Number the Stars is over and spring vacations are about to begin. It is a poetry week again in 5th grade Literature. To keep the WWII theme going, students spent a while watching video clips of an eagle-cam and of newsreel footage of WWII Spitfire aircraft flying in formation. We then read and discussed WWII pilot/poet John Gillespie Magee’s poem High Flight and spoke at length about the images within the lines that moved the students and what it was about them that stirred their emotions.

After a bit of this, as well as a discussion about poetry being a response to experience, I threw my hands in the air and asked with rather unavoidable passion, “Who else among you has touched the face of God?!?”

Hands went in the air.

Hands went in the air!

And students spoke with care and depth and honest recognition about having touched the face of God…in waterfalls, in the birth of a sibling, in the quiet of a beach, being alone, the beauty of the sun, in a back yard, on an ice rink…

That students believe and KNOW bone deep down that they have touched the face of God…and could talk about it… well, that was an AUGH moment for me. To know and believe that at 11 years old…to walk with that. To have that confidence born of experience and nearness…it leaves me humbled and still with the quiet of God’s greatness.

It was a privilege just to hear them speak about it—to watch the experience play out anew on their faces and in their gestures.

Our next class began with a clip of the Saint Crispan’s Day speech from Kenneth Branagh’s version of Henry V. I admit to slipping into simultaneous translation mode for part of it to help them. Afterwards I invited the students to listen to a piece of music from the movie and to feel…what did they imagine might be happening in the movie based on the feel of the music? What was moved in them? What were the images that filled them?

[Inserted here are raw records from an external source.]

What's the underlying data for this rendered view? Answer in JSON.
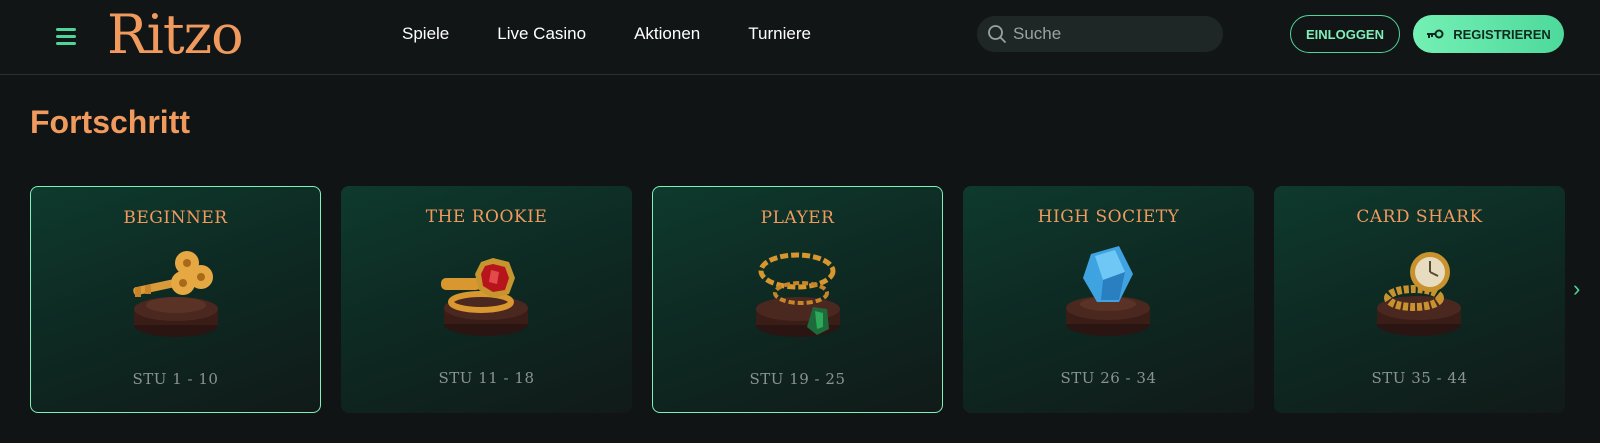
{
  "header": {
    "logo": "Ritzo",
    "nav": [
      "Spiele",
      "Live Casino",
      "Aktionen",
      "Turniere"
    ],
    "search_placeholder": "Suche",
    "login_label": "EINLOGGEN",
    "register_label": "REGISTRIEREN"
  },
  "section": {
    "title": "Fortschritt"
  },
  "cards": [
    {
      "title": "BEGINNER",
      "level": "STU 1 - 10",
      "icon": "key-icon"
    },
    {
      "title": "THE ROOKIE",
      "level": "STU 11 - 18",
      "icon": "ruby-ring-icon"
    },
    {
      "title": "PLAYER",
      "level": "STU 19 - 25",
      "icon": "chain-necklace-icon"
    },
    {
      "title": "HIGH SOCIETY",
      "level": "STU 26 - 34",
      "icon": "diamond-icon"
    },
    {
      "title": "CARD SHARK",
      "level": "STU 35 - 44",
      "icon": "watch-icon"
    }
  ],
  "colors": {
    "accent": "#4fd59a",
    "brand": "#f09a5e",
    "background": "#101415"
  }
}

From here, we went to the fields of France during WWI and read John McCrae’s In Flanders Fields while viewing images of poppy fields, doughboys, and cemeteries.

Then, one or two poems from children in the Terezin concentration camp from WWII.

The students then compared/contrasted the images of war/the feelings evoked in the different poems we read/heard.

Motivational, glory, warning, sad, different perspectives…






At week’s end I keep returning to a statement I made at the beginning:

God astounds me—and so do eleven year olds.